Pour convaincre les tribunaux de lui donner raison, Quebecor a sorti l'artillerie lourde en début de litige. Le président et chef de la direction de Quebecor, Pierre Karl Péladeau, a témoigné mardi et hier matin au palais de justice de Montréal. Robert Dépatie de Vidéotron et le grand patron de TVA, Pierre Dion, se sont également amenés à la barre hier.

Dans ses documents déposés en cour, Quebecor allègue que Bell ExpressVu (aujourd'hui Bell Télé) «utilise sa technologie [...] de façon négligente, faisant en sorte que la sécurité de son réseau a été et continue d'être compromise (piratée) et le contenu qu'elle distribue volé, à grande échelle, ce qui cause d'importants dommages (à Quebecor)». Selon Quebecor, Bell «ne prend pas les mesures nécessaires et efficaces pour empêcher» le piratage alors que l'entreprise «est au courant du phénomène». Bell aurait «agi de la sorte dans le but apparent d'inonder le marché de son équipement satellite numérique, pour s'approprier d'importantes parts de marché», un comportement «illégal et anticoncurrentiel».

Depuis mardi, le juge Joël Silcoff entend quatre recours de Quebecor contre Bell.

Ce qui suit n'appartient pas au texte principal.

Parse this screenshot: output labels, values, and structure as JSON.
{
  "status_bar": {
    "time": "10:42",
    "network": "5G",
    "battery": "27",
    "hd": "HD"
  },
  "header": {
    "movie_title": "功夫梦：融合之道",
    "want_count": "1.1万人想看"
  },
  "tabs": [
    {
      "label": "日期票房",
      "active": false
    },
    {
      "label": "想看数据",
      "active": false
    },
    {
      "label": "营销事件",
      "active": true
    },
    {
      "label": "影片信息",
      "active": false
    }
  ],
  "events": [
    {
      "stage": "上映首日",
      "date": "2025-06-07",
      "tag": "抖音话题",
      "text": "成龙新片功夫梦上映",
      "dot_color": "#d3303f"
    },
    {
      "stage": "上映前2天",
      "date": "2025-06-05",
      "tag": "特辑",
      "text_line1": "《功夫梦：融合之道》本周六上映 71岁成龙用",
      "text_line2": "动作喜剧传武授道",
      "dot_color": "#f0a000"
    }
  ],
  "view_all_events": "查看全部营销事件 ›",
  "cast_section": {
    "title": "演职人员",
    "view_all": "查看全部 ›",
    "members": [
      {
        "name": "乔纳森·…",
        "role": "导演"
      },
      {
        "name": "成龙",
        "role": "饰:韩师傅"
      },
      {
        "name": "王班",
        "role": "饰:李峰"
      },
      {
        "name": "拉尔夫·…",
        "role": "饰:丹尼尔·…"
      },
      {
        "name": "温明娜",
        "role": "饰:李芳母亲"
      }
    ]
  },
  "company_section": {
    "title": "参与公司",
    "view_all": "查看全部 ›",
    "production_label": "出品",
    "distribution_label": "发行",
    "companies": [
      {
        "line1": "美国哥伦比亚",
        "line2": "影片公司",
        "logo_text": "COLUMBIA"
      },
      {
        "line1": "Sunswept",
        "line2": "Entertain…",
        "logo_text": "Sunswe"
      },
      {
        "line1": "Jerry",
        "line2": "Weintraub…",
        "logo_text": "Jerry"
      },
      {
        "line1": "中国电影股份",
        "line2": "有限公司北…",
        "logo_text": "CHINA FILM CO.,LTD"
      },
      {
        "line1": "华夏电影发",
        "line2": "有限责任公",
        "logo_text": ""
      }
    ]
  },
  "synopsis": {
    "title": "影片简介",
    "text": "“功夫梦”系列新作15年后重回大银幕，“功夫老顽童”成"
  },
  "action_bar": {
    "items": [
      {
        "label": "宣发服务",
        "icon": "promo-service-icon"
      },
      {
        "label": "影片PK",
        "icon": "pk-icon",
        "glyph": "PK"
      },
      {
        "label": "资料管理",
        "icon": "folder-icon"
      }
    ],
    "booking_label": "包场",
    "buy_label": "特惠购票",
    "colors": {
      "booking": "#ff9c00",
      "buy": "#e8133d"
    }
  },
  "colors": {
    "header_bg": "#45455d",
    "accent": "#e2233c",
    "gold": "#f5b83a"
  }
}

Dans le plus important des quatre recours, Vidéotron demande d'être dédommagée pour 299 millions de dollars, soit 41 millions pour les pertes de profits entre 2002 et 2005, 248 millions pour les profits perdus entre 2005 et 2015, ainsi que 10 millions en dommages exemplaires. En clair, Vidéotron veut être dédommagée pour 25% de ses abonnés perdus entre 2005 et 2015. Dans les autres recours, TVA demande 3,5 millions pour piratage (1,5 million en pertes de redevances, 2 millions en dommages exemplaires) et 1,9 million pour redevances impayées. TVA demande finalement une injonction pour pouvoir vérifier les livres de Bell ExpressVu.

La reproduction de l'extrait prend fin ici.